The success or failure of certain species can be used to predict the future health of an entire ecosystem, research says
The coal miner's canary provided a warning of dangerous levels of toxic gases. Photograph: Don McPhee for the Guardian |
Conservation often focuses on the big, enigmatic animals - tigers, polar bears, whales. There are many reasons to want to save these species from extinction. But what about the vast majority of life that we barely notice? The bugs and grubs that can appear or vanish from ecosystems without any apparent impact?
Biodiversity increases resilience: more species means each individual species is better able to withstand impacts. Think of decreasing biodiversity as popping out rivets from an aircraft. A few missing rivets here or there will not cause too much harm. But continuing to remove them threatens a collapse in ecosystem functioning. Forests give way to desert. Coral reefs bleach and then die.
New research that I have been involved in suggests that there biodiversity has a value that has been overlooked, but could be vitally important if we are to manage our impacts on ecosystems. Our study, published in the journal Ecology, shows that crucial information about the overall health or resilience of an ecosystem may be lurking in data about supposedly inconsequential species. In fact, the presence or absence of some of the rarest species may be giving us important clues as to how near an ecosystem is to a potential collapse.
Such rare species we call ecosystem canaries. Like canaries that coal miners used to check for poisonous gasses deep underground, ecosystem canaries are often the first species to disappear from a stressed ecosystem.

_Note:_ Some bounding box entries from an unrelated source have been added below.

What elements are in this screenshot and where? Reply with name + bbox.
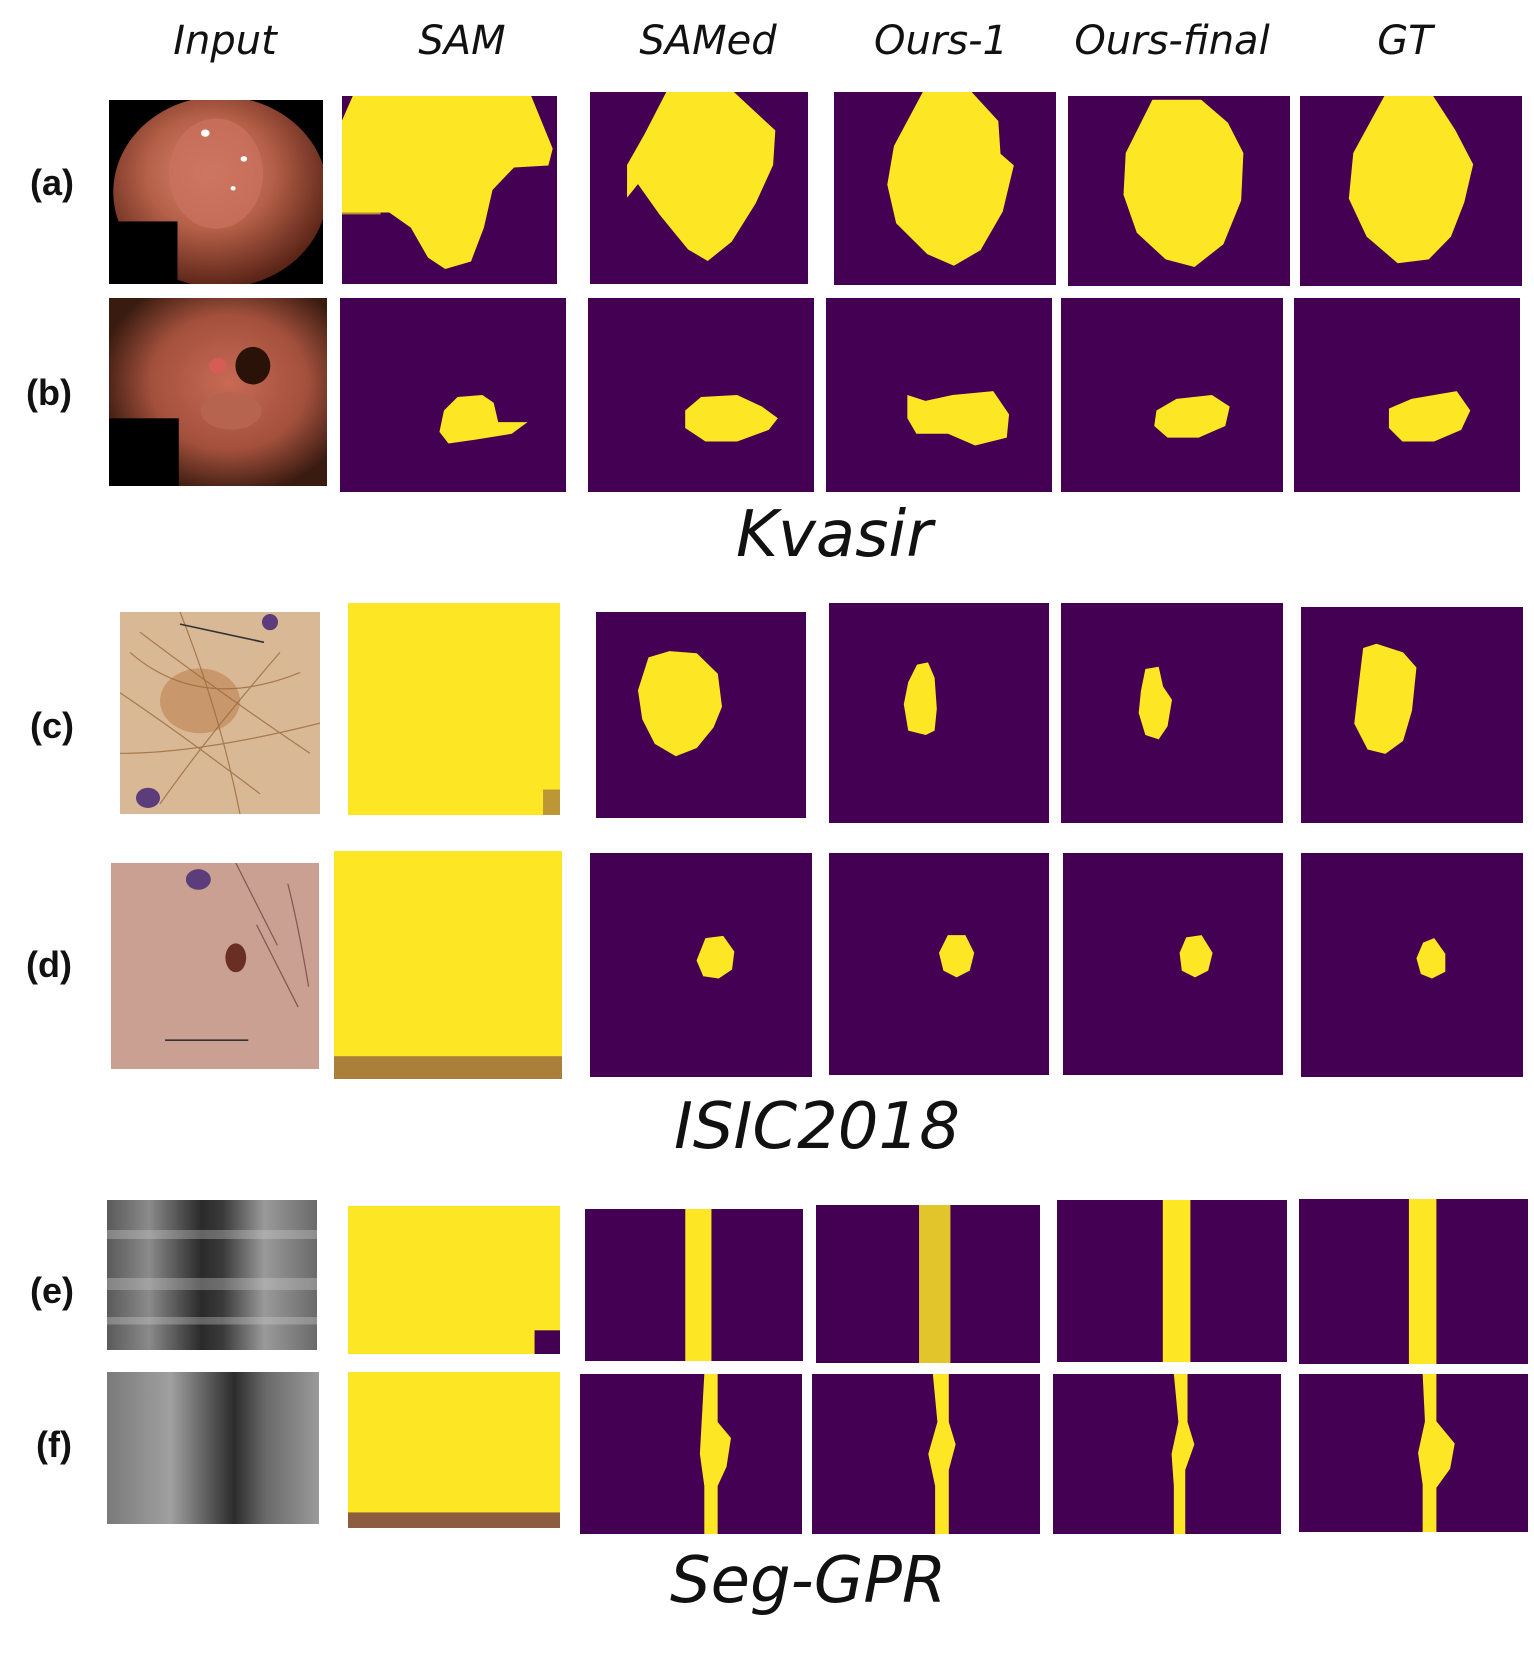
mask-gt-c xyxy=(1301,607,1523,823)
input-image-f xyxy=(107,1372,319,1524)
mask-gt-e xyxy=(1299,1199,1528,1364)
mask-sam-c xyxy=(348,603,560,815)
row-label-c: (c) xyxy=(30,705,74,746)
mask-sam-b xyxy=(340,298,566,492)
mask-ours-final-e xyxy=(1057,1200,1287,1362)
mask-samed-e xyxy=(585,1209,803,1361)
input-image-d xyxy=(111,863,319,1069)
row-label-b: (b) xyxy=(26,372,72,413)
dataset-label-kvasir: Kvasir xyxy=(736,498,933,572)
input-image-b xyxy=(109,298,327,486)
column-header-input: Input xyxy=(173,18,277,64)
dataset-label-seg-gpr: Seg-GPR xyxy=(670,1544,947,1618)
mask-gt-b xyxy=(1294,298,1520,492)
mask-samed-c xyxy=(596,612,806,818)
mask-ours-1-d xyxy=(829,853,1049,1075)
mask-sam-e xyxy=(348,1206,560,1354)
mask-ours-1-a xyxy=(834,92,1056,285)
column-header-ours-final: Ours-final xyxy=(1074,18,1270,64)
input-image-e xyxy=(107,1200,317,1350)
mask-ours-final-d xyxy=(1063,853,1283,1075)
mask-gt-f xyxy=(1299,1374,1528,1532)
mask-ours-final-f xyxy=(1053,1374,1281,1534)
mask-samed-f xyxy=(580,1374,802,1534)
column-header-sam: SAM xyxy=(418,18,506,64)
mask-ours-final-a xyxy=(1068,96,1290,286)
row-label-a: (a) xyxy=(30,162,74,203)
mask-sam-d xyxy=(334,851,562,1079)
mask-ours-1-e xyxy=(816,1205,1040,1363)
mask-ours-1-c xyxy=(829,603,1049,823)
mask-ours-final-b xyxy=(1061,298,1283,492)
mask-ours-final-c xyxy=(1061,603,1283,823)
input-image-a xyxy=(109,100,323,284)
input-image-c xyxy=(120,612,320,814)
column-header-gt: GT xyxy=(1377,18,1433,64)
mask-samed-b xyxy=(588,298,814,492)
mask-gt-d xyxy=(1301,853,1523,1077)
row-label-d: (d) xyxy=(26,944,72,985)
column-header-ours-1: Ours-1 xyxy=(873,18,1008,64)
row-label-f: (f) xyxy=(36,1424,72,1465)
row-label-e: (e) xyxy=(30,1270,74,1311)
mask-sam-f xyxy=(348,1372,560,1528)
mask-ours-1-f xyxy=(812,1374,1040,1534)
dataset-label-isic2018: ISIC2018 xyxy=(674,1090,960,1164)
mask-samed-a xyxy=(590,92,808,284)
mask-gt-a xyxy=(1300,96,1522,286)
mask-ours-1-b xyxy=(826,298,1052,492)
mask-sam-a xyxy=(342,96,557,284)
column-header-samed: SAMed xyxy=(639,18,777,64)
mask-samed-d xyxy=(590,853,812,1077)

Their vanishing can be linked to changes in the functioning of ecosystems, which can serve as a warning that a collapse is approaching.
Our study used data collected from lakes in China that showed changes in the abundance of species from algae (diatom) and aquatic midges (chironomid) communities as they compete for resources under environmental pressures. From this data it was possible to identify three types of organism: slowly-replicating but strongly competitive 'keystone' species; weakly-competitive but fast-replicating 'weedy' species; and slowly-replicating and weakly-competitive 'canary' species.
With continuing degradation affecting all species, this leads to the eventual collapse of the keystone species as they are replaced by the weedy species. The loss of keystones tips the ecosystem into a critical transition – the point at which a system shifts into an alternate state which in lakes is dominated by smothering algae and absence of many plant and animal species. Moving a lake back to a clear water, high biodiversity state can be extremely difficult.Better to avoid the collapse in the first place.
Waiting to observe changes in the keystone species would not allow any intervention because the system would already be spiralling towards collapse. By searching for changes in the structure of populations that includes the ratio of keystone, weedy and canary species, we were able to detect a clear signal of an impending collapse many years, sometimes decades before the actual event. Time enough to put in place changes to farming and other practices.
The ecological theory underpinning this approach should apply to many other aquatic and terrestrial ecosystems. Given the extent and rapidity of human impacts there should not be any shortage of ecosystems to apply our findings to.
*James Dyke is a lecturer in sustainability science at the University of Southampton.